Yönetmen Ezel Akay: Rüşvet alıp verenler çok güçlenmiş
Yapımcı ve yönetmen Ezel Akay ise bu rüşvet iddialarıyla ilgili olarak “Bu toplumun en belalı kara-kültürü rüşvetin bizim sektöre de sızacağını valla akıl edemezdim. Dağıtım şirketlerinin yöneticilerinin filmleri vizyona sokmak, salon sayısını yüksek tutmak, vizyon süresini uzatmak için rüşvet aldığını hep duyuyoruz. Her yerde dedikoduları yapılıyor. Televizyon kanallarının yöneticileri, hatta dijital kanalların yöneticileri için bile böyle söylentiler var. Söylenti sözünü nezaketimden dolayı kullanıyorum tabii. Ama işin daha garibi şirketlerin sahiplerinin bu duruma göz yumması. ‘Yesin ama işimi yapsın’ mantığı inanılır gibi değil. Rüşvet alıp verenler o kadar güçlendi ve etraflarındaki suç ortaklarını öyle çoğalttılar ki patronları tehdit edecek hale geldiler büyük ihtimal. Ama kesinlikle ticaretin yararına çalışmıyor bu pis kültür. Yavaş yavaş salonlar seyirci kaybediyor, TV’ler izleyici, dijital kanallar abone kaybediyor. Film konuları çeşitliliğini kaybediyor, ‘aynı şeyler’ izlemekten seyirci bıkıyor. Yaratıcılar da çaresiz sürekli aynı klişelerle film üretiyorlar” yorumu yaptı.

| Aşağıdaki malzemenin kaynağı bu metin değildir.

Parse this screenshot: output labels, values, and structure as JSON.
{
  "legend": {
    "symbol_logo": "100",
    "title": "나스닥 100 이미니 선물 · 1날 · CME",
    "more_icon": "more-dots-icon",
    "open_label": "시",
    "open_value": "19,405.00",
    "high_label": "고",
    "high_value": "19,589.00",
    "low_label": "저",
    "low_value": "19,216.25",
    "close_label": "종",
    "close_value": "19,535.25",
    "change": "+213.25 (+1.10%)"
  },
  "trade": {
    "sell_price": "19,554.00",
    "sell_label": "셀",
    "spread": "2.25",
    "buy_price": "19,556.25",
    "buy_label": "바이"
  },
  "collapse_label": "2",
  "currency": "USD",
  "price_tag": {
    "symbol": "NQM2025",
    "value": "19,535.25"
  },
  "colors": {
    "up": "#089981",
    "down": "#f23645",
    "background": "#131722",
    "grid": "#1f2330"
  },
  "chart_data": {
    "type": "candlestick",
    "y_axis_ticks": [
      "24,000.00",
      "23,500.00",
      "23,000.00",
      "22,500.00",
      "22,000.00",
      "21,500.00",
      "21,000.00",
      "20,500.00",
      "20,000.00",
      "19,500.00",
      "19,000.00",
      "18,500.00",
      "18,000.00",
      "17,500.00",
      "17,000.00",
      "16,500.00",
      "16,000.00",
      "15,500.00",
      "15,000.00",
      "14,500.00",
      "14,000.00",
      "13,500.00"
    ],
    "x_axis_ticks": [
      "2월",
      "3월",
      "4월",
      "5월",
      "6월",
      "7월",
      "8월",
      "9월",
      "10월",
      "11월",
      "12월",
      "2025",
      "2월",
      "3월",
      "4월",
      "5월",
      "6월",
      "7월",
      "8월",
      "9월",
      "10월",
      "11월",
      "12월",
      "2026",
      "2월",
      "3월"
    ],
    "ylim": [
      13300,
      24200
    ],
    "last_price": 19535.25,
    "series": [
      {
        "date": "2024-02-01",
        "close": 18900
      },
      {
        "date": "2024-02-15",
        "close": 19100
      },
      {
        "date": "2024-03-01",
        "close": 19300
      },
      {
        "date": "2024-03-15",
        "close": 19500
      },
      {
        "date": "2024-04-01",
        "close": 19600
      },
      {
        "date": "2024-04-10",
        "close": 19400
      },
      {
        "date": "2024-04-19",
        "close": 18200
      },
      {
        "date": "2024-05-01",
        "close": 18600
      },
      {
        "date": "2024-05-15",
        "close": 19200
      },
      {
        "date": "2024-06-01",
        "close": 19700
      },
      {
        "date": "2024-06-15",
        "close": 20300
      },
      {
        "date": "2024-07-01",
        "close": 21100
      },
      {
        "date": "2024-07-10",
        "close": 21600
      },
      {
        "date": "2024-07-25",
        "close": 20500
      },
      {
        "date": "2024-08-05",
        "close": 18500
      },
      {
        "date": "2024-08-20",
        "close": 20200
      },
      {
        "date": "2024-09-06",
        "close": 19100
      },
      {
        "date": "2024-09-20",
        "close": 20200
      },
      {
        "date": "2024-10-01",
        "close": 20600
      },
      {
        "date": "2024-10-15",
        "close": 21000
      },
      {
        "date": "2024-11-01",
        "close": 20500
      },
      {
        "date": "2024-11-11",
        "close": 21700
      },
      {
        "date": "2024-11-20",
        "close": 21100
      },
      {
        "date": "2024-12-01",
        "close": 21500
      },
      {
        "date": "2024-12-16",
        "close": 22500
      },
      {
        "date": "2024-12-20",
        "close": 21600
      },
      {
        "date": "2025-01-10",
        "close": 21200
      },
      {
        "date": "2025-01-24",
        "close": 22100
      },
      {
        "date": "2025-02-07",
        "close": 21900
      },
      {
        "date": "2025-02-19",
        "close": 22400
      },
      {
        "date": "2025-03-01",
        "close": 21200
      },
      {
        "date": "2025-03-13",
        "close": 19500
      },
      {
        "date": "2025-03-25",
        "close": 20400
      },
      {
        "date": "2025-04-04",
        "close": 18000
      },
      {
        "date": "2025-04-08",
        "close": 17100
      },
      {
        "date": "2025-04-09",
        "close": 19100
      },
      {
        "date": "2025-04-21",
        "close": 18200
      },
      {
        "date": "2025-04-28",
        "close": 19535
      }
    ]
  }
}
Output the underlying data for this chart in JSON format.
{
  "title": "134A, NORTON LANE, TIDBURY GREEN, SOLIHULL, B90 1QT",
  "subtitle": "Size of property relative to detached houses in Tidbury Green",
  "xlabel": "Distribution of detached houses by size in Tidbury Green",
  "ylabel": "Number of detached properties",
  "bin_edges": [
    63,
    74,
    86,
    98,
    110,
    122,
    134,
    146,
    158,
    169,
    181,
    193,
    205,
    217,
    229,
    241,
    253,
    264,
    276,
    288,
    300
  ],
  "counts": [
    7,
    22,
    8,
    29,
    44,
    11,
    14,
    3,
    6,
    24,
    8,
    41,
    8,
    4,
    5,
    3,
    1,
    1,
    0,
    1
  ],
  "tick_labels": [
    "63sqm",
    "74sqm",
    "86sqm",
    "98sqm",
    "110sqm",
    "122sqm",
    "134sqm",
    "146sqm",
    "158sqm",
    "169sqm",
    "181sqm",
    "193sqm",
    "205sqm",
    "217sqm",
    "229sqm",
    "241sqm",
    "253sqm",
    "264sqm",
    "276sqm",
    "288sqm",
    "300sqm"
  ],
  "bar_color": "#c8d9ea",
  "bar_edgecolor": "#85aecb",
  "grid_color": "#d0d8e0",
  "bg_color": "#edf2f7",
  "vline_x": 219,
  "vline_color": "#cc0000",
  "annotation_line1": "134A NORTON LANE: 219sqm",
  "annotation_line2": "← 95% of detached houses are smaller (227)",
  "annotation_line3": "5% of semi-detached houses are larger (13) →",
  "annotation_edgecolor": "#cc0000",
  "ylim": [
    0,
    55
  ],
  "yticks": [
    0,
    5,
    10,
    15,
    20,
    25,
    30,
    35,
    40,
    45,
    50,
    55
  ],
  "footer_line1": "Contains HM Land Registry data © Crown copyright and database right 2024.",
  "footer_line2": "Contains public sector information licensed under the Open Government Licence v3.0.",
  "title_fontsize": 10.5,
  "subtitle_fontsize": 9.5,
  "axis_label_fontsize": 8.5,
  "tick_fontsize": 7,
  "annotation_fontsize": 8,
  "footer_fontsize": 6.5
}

Yapımcı ve yönetmen Murat Şeker: Bu bir çeşit itiraf
Bir başka yapımcı ve yönetmen Murat Şeker de “Levent’in söylemleri bir çeşit itiraf ama adı üstünde iddia. Genel olarak sistemle ilgili sorunlardan bahsetmek daha doğru. Piyasada en çok salona sahip grubun programcısı gelip filmimizi izlemiyor, üstüne de salonların çoğunda yer vermiyorsa orada bir gariplik aramak hakkım. Anlam veremediğimiz şekilde bazı filmlere daha çok salon verilirken bazılarına verilmiyor. Bu neye göre böyle bilmiyoruz” dedi.
Son yıllarda dağıtım tekeli sinemanın en büyük sorunlarından biri. Bu tekel gösterime giren filmlerin potansiyel seyircisiyle ulaşmasının önündeki en büyük engellerden biri olarak görülüyor.